‘CHPA curriculum equips pupils with the academic and social skills for their current and future life.’

  • We are big thinkers; big dreamers and big hearted.
  • We aim for a language rich curriculum that inspires our pupils to be the best they can be.

Charnock Hall Primary Academy aims to deliver a 21st century curriculum that inspires and challenges all of our pupils, staff and parents. It promotes the intellectual development of our pupils by equipping them with the knowledge and skills to develop their understanding of the world around them and to develop key learning dispositions that will prepare our pupils for the next stage in their learning journey.

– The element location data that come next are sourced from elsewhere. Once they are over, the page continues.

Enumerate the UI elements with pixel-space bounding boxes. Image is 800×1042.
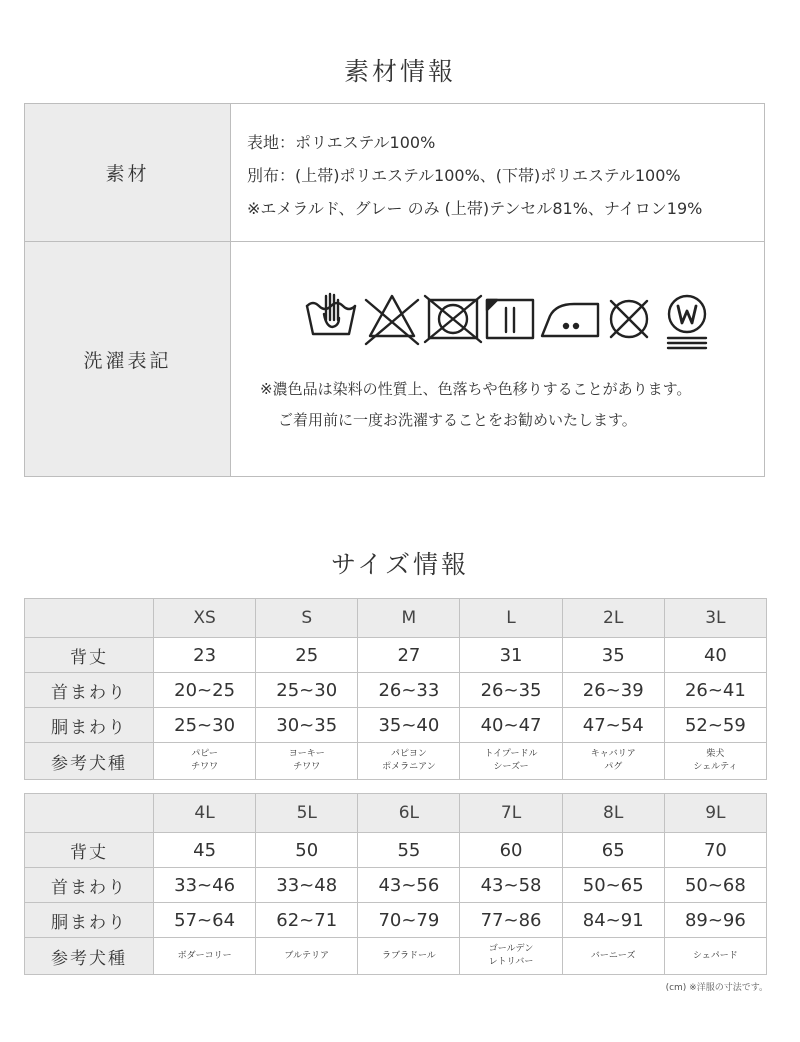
chest-cell: 40~47 [460, 708, 562, 743]
line-dry-shade-icon [487, 300, 533, 338]
breed-cell: ボダーコリー [154, 938, 256, 975]
chest-cell: 89~96 [664, 903, 766, 938]
breed-cell: ラブラドール [358, 938, 460, 975]
chest-cell: 47~54 [562, 708, 664, 743]
length-cell: 50 [256, 833, 358, 868]
chest-row [25, 903, 767, 938]
breed-cell: パピヨン ポメラニアン [358, 743, 460, 780]
no-dry-clean-icon [611, 301, 647, 337]
neck-cell: 33~48 [256, 868, 358, 903]
material-line-note: ※エメラルド、グレー のみ (上帯)テンセル81%、ナイロン19% [247, 199, 703, 218]
chest-row [25, 708, 767, 743]
breed-cell: パピー チワワ [154, 743, 256, 780]
length-cell: 23 [154, 638, 256, 673]
size-header: L [460, 599, 562, 638]
length-cell: 40 [664, 638, 766, 673]
neck-cell: 50~68 [664, 868, 766, 903]
care-note-line1: ※濃色品は染料の性質上、色落ちや色移りすることがあります。 [260, 380, 692, 398]
size-header: S [256, 599, 358, 638]
row-label: 背丈 [25, 638, 154, 673]
size-header: 6L [358, 794, 460, 833]
corner-cell [25, 599, 154, 638]
chest-cell: 52~59 [664, 708, 766, 743]
neck-cell: 25~30 [256, 673, 358, 708]
corner-cell [25, 794, 154, 833]
length-cell: 65 [562, 833, 664, 868]
breed-cell: シェパード [664, 938, 766, 975]
size-header: M [358, 599, 460, 638]
length-cell: 60 [460, 833, 562, 868]
size-header: 8L [562, 794, 664, 833]
neck-cell: 33~46 [154, 868, 256, 903]
chest-cell: 30~35 [256, 708, 358, 743]
no-tumble-dry-icon [425, 296, 481, 342]
size-header: XS [154, 599, 256, 638]
size-header: 9L [664, 794, 766, 833]
size-header: 7L [460, 794, 562, 833]
material-line-outer: 表地：ポリエステル100% [247, 133, 436, 152]
neck-cell: 26~35 [460, 673, 562, 708]
length-row [25, 833, 767, 868]
material-row-label: 素材 [25, 104, 231, 241]
chest-cell: 84~91 [562, 903, 664, 938]
length-cell: 35 [562, 638, 664, 673]
care-icons [304, 292, 714, 354]
breed-cell: ヨーキー チワワ [256, 743, 358, 780]
breed-cell: トイプードル シーズー [460, 743, 562, 780]
neck-cell: 50~65 [562, 868, 664, 903]
breed-cell: バーニーズ [562, 938, 664, 975]
size-header: 4L [154, 794, 256, 833]
size-section-title: サイズ情報 [330, 550, 469, 579]
row-label: 胴まわり [25, 708, 154, 743]
row-label: 首まわり [25, 673, 154, 708]
row-label: 背丈 [25, 833, 154, 868]
size-table-2 [24, 793, 767, 975]
chest-cell: 77~86 [460, 903, 562, 938]
care-row-label: 洗濯表記 [25, 242, 231, 476]
material-line-trim: 別布：(上帯)ポリエステル100%、(下帯)ポリエステル100% [247, 166, 681, 185]
iron-low-icon [542, 304, 598, 336]
length-cell: 25 [256, 638, 358, 673]
breed-cell: 柴犬 シェルティ [664, 743, 766, 780]
material-row-content [232, 104, 764, 241]
chest-cell: 70~79 [358, 903, 460, 938]
neck-cell: 26~41 [664, 673, 766, 708]
material-row [25, 104, 764, 242]
material-section-title: 素材情報 [343, 57, 456, 86]
size-header-row [25, 599, 767, 638]
chest-cell: 62~71 [256, 903, 358, 938]
length-cell: 55 [358, 833, 460, 868]
neck-cell: 26~33 [358, 673, 460, 708]
length-cell: 45 [154, 833, 256, 868]
wet-clean-very-gentle-icon [668, 296, 706, 348]
chest-cell: 25~30 [154, 708, 256, 743]
row-label: 首まわり [25, 868, 154, 903]
breed-row [25, 743, 767, 780]
breed-cell: ゴールデン レトリバー [460, 938, 562, 975]
size-footnote: (cm) ※洋服の寸法です。 [665, 983, 768, 993]
neck-cell: 26~39 [562, 673, 664, 708]
row-label: 参考犬種 [25, 743, 154, 780]
neck-cell: 43~58 [460, 868, 562, 903]
size-header: 5L [256, 794, 358, 833]
no-bleach-icon [366, 296, 418, 344]
breed-cell: ブルテリア [256, 938, 358, 975]
chest-cell: 57~64 [154, 903, 256, 938]
hand-wash-icon [307, 294, 355, 334]
care-note-line2: ご着用前に一度お洗濯することをお勧めいたします。 [278, 411, 637, 429]
neck-cell: 20~25 [154, 673, 256, 708]
size-header: 3L [664, 599, 766, 638]
row-label: 参考犬種 [25, 938, 154, 975]
material-table [24, 103, 765, 477]
row-label: 胴まわり [25, 903, 154, 938]
neck-cell: 43~56 [358, 868, 460, 903]
neck-row [25, 673, 767, 708]
length-row [25, 638, 767, 673]
chest-cell: 35~40 [358, 708, 460, 743]
care-row-content [232, 242, 764, 476]
size-header: 2L [562, 599, 664, 638]
size-table-1 [24, 598, 767, 780]
length-cell: 70 [664, 833, 766, 868]
breed-cell: キャバリア パグ [562, 743, 664, 780]
size-header-row [25, 794, 767, 833]
neck-row [25, 868, 767, 903]
breed-row [25, 938, 767, 975]
length-cell: 31 [460, 638, 562, 673]
care-row [25, 242, 764, 476]
length-cell: 27 [358, 638, 460, 673]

This document is a statement of the aims, principles and strategies used for the development of the curriculum undertaken within Charnock Hall Primary Academy. The policy aims to take into account diversity and provide equality of opportunity. We offer depth of the curriculum, allowing pupils to learn well and use what they have learnt in a range of contexts. In an ever shifting global cultural climate, CHPA aims to ensure that the curriculum is current, relevant and engaging to the pupils it serves, taking account of British values of democracy, tolerance, mutual respect, individual liberty, protected characteristics and our local school community.

Early Years Foundation Stage (EYFS) Curriculum

In order to ensure pupils are given broad and meaningful learning experiences, CHPA follows the statutory guidance for the Early Years, within the birth to five frame-work and are assessed against Development Matters, as they progress towards the Early Learning Goals. Currently, the Early Learning Goals within the framework require that pupils develop skills within seven areas of learning. These are Communication and Language, Physical Development and Personal, Social and Emotional Development (Prime Areas); alongside Literacy, Maths, Understanding the World and Expressive Arts and Design (Specific). There are however, no requirements for specific subjects or topics to be taught, but rather that pupils have a wide variety of experiences, which are meaningful to their own development and growing understanding of the world around them. At this age, much of the learning grows from children’s immediate experiences, skilfully developed by the practitioners who work with them. Teaching and learning includes both indoor and outdoor environments. The structure of the teaching year remains fluid enough to ensure that we remain responsive pupil development and their own observations and interests. However, there is an overall theme for each half-term.